In the regionally agreed standards document the standards are listed as key performance indicators under the four categories below, click on the links to find out more:

  • Content

    Page 7

    Entries to records must demonstrate accurate, contemporaneous, factual record keeping practice in relation to the patient/client journey from admission to discharge from the service

    Entries to patient/client records:

    1. Must be accurate, factual and must not include jargon, meaningless phrases or text – style abbreviated language.
    2. Must identify the date and time in 24 hour format. This must be in real time and chronological order, and be as close to the actual time of the event as possible.
    3. Must demonstrate details of all assessments, rick assessments, plans of care and reviews undertaken, and provide clear evidence of the arrangements made throughout a person’s journey from admission to discharge from the service.
    4. Must identify dates and times for the evaluation of the plan of care.
    5. Must demonstrate that review of the plan of care has been carried out.
    6. Must demonstrate evaluation of care and treatment.
    7. Must demonstrate that discharge planning, where appropriate, has commenced at the time a person enters a care setting.
  • Person Centred Approaches

    Page 6

    Patient/client records must demonstrate patient/client/carer involvement in the patient/ client journey from admission to discharge from the service

    Entries to patient/client records:

    1. Must demonstrate the involvement of the person for whom care I being provided or where appropriate, and with the person’s consent, the involvement of his/her carer, in the record keeping process.
    2. Must demonstrate that the needs and preferences of the person for whom care is being provided, where appropriate, have been included in the record keeping process.
    3. Must demonstrate that appropriate consent for care/treatment has been sought from the patient/client.
    4. Must be written in a way which can be easily understood by the person for whom care is being provided.
  • Governance

    Page 10

    Regular organisational audit must demonstrate compliance with the standards for record keeping practice for nursing and midwifery.

    Entries to patient/client records:

    1. Executive Directors of Nursing must ensure that there is a robust audit programme of records made by nurses and midwives, nursing and midwifery students and other unregistered staff, to assure the standard of record keeping practice and identify any areas where improvements must be made.
    2. The standard of record keeping practice must be an integral part of nursing and midwifery Key Performance Indicators and Patient Safety Improvement programmes within HSC Trust or organisational governance arrangements.
  • Presentation

    Page 8

    All entries to patient/client records are legible, accurate and attributable

    Entries to patient/client records:

    1. (Written entries) must be made in black ink and in legible handwriting.
    2. Must be signed or contain a unique staff identifier in the case of electronic records.

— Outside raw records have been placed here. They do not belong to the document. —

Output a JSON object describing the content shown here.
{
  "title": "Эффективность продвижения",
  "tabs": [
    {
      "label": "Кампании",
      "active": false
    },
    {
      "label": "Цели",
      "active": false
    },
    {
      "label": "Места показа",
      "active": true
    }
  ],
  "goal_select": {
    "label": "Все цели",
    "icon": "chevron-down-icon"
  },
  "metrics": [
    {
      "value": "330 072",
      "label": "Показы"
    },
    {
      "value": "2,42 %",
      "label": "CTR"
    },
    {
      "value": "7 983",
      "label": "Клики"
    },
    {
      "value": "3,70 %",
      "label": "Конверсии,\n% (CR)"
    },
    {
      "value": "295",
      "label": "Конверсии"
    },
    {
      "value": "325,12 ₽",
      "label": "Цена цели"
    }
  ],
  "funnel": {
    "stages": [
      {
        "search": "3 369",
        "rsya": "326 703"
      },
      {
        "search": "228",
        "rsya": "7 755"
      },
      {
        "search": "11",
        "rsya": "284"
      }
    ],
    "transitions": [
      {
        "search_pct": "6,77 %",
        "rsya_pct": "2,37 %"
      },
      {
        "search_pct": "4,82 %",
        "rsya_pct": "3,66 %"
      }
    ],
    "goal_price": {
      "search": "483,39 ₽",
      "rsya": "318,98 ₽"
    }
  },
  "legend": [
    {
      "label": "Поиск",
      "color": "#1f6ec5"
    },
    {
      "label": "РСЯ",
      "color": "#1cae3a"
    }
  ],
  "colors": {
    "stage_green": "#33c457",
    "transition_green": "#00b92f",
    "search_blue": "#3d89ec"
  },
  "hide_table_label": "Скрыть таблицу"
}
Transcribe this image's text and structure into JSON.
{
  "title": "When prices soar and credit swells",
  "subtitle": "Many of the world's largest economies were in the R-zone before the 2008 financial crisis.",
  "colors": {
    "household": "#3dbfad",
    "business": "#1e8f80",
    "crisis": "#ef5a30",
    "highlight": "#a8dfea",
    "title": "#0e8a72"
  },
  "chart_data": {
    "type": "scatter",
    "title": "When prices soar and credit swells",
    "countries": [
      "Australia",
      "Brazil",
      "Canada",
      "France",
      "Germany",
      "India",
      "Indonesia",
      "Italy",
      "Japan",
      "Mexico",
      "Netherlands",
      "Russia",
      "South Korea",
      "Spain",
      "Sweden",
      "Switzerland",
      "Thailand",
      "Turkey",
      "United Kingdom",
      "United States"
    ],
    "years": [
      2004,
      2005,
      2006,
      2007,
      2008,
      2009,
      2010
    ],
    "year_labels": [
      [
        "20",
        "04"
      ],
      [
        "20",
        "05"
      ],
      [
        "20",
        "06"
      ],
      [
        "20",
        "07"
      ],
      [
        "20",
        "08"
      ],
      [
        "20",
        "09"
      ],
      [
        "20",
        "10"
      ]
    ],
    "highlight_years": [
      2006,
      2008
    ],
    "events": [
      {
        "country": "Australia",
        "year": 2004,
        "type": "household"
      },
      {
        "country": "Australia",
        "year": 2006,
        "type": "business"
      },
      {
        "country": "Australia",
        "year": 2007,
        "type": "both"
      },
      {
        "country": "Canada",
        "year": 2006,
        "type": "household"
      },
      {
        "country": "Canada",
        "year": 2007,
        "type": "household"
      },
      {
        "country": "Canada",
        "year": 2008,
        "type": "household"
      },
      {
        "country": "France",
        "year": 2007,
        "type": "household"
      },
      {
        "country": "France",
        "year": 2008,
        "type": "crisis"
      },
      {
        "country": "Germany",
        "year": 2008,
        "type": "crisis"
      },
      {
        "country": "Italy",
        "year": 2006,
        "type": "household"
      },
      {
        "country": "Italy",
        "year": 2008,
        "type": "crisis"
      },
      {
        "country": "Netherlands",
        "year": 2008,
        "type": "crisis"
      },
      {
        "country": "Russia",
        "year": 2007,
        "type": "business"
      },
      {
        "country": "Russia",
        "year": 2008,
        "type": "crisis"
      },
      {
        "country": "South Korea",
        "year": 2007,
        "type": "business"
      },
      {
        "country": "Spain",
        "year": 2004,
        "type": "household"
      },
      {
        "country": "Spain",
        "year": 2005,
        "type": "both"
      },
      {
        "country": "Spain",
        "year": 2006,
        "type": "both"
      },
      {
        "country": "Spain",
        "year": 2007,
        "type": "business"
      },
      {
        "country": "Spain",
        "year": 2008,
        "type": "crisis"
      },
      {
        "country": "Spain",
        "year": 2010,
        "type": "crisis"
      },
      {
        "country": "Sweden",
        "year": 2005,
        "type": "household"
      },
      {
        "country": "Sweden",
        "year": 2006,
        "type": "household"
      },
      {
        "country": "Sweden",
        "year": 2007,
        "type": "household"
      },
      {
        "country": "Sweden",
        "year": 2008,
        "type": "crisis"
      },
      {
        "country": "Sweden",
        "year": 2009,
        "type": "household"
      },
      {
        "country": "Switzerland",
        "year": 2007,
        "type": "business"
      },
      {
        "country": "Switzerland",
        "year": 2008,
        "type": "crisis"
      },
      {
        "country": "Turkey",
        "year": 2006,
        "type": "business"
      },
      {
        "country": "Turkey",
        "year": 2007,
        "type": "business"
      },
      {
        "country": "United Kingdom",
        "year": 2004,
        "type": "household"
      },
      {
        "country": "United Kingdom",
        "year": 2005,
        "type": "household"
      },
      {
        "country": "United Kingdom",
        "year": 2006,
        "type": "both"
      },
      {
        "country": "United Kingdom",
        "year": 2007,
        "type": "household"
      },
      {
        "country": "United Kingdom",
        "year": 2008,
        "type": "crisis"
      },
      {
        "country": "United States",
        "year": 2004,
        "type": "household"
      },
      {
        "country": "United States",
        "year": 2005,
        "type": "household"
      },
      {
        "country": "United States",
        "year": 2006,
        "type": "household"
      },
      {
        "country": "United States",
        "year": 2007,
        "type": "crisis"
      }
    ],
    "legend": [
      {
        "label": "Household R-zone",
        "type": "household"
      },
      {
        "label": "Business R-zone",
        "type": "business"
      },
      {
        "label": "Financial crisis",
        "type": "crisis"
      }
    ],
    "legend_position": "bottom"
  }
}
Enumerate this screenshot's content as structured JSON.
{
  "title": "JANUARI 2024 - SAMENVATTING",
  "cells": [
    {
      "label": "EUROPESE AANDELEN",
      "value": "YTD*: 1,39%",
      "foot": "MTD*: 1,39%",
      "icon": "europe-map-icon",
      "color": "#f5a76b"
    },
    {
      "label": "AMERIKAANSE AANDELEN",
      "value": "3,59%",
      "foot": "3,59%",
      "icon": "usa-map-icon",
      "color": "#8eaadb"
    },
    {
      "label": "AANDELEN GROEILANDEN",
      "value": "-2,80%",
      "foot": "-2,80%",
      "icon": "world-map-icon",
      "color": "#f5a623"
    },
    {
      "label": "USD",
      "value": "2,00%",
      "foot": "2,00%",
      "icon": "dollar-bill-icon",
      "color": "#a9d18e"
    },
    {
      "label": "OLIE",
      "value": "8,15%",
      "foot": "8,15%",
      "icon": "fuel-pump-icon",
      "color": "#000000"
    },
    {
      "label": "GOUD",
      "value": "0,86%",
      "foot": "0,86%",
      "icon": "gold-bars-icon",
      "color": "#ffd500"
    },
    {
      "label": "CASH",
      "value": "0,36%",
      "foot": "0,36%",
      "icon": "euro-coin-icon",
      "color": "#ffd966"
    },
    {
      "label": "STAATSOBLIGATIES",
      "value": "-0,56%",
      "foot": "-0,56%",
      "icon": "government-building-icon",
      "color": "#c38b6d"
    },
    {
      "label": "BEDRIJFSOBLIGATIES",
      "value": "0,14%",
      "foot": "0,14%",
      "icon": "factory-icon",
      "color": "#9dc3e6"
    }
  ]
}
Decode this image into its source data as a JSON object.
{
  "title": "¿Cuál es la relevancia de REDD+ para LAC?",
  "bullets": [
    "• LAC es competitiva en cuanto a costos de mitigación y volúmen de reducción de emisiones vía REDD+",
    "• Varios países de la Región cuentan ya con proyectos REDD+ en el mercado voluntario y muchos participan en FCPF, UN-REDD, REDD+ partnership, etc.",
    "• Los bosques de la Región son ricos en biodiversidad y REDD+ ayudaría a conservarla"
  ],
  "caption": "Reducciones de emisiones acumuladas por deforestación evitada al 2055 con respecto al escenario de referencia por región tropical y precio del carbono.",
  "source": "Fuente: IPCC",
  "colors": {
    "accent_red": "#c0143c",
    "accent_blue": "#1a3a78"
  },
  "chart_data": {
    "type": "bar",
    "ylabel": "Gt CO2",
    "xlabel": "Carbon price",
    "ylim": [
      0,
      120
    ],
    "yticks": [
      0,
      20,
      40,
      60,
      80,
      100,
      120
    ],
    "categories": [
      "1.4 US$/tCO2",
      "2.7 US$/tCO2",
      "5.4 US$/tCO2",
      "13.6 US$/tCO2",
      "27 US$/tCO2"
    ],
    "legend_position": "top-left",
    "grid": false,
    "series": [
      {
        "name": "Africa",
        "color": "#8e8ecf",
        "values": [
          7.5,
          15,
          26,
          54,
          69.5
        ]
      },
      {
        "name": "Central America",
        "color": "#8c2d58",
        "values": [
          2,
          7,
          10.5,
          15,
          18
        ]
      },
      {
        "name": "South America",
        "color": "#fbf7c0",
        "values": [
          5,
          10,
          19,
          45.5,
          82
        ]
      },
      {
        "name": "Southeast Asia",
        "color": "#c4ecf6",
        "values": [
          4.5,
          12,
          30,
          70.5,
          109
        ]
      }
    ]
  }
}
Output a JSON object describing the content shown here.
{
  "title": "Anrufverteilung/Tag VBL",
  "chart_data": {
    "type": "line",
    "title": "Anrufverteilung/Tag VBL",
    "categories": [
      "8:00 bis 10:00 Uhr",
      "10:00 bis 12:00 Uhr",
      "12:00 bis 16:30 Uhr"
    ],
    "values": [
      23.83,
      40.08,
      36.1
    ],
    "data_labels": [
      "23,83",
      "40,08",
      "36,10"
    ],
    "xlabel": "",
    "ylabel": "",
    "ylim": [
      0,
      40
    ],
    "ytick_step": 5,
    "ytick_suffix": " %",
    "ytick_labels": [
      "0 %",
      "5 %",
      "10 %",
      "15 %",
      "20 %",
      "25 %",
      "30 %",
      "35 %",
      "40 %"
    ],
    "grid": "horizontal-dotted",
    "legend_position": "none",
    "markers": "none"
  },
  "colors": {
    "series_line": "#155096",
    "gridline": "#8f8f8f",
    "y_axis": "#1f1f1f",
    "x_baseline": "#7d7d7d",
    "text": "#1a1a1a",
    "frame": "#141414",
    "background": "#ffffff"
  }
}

In the case of written records, the person’s name and job title must be printed alongside the first entry, for example, on a document signature recognition register.
    3. Made in error must be identified with a single line strike through, and the name, job title, signature of the nurse/midwife making the record, with the date and time of strikethrough, must be recorded in the original document.
    4. Made as an alteration or addition should be identified by the name, job title, and signature of the nurse/midwife recording the alteration or addition, and the date and time of alteration/addition.
    5. Must be made in records with a clearly identified unique patient number on each separate element.

     

    Entries to patient/client records made by pre-registration nursing or midwifery students:

         6. Must be countersigned by a registered nurse/ midwife.

    Entries to patient/client records made by Nursing Assistants (view the Recording Keeping Framework for Nursing Assistants here):

          7. Must be countersigned by a registered nurse/ midwife if the HCSW framework has not been undertaken or has not successfully been completed.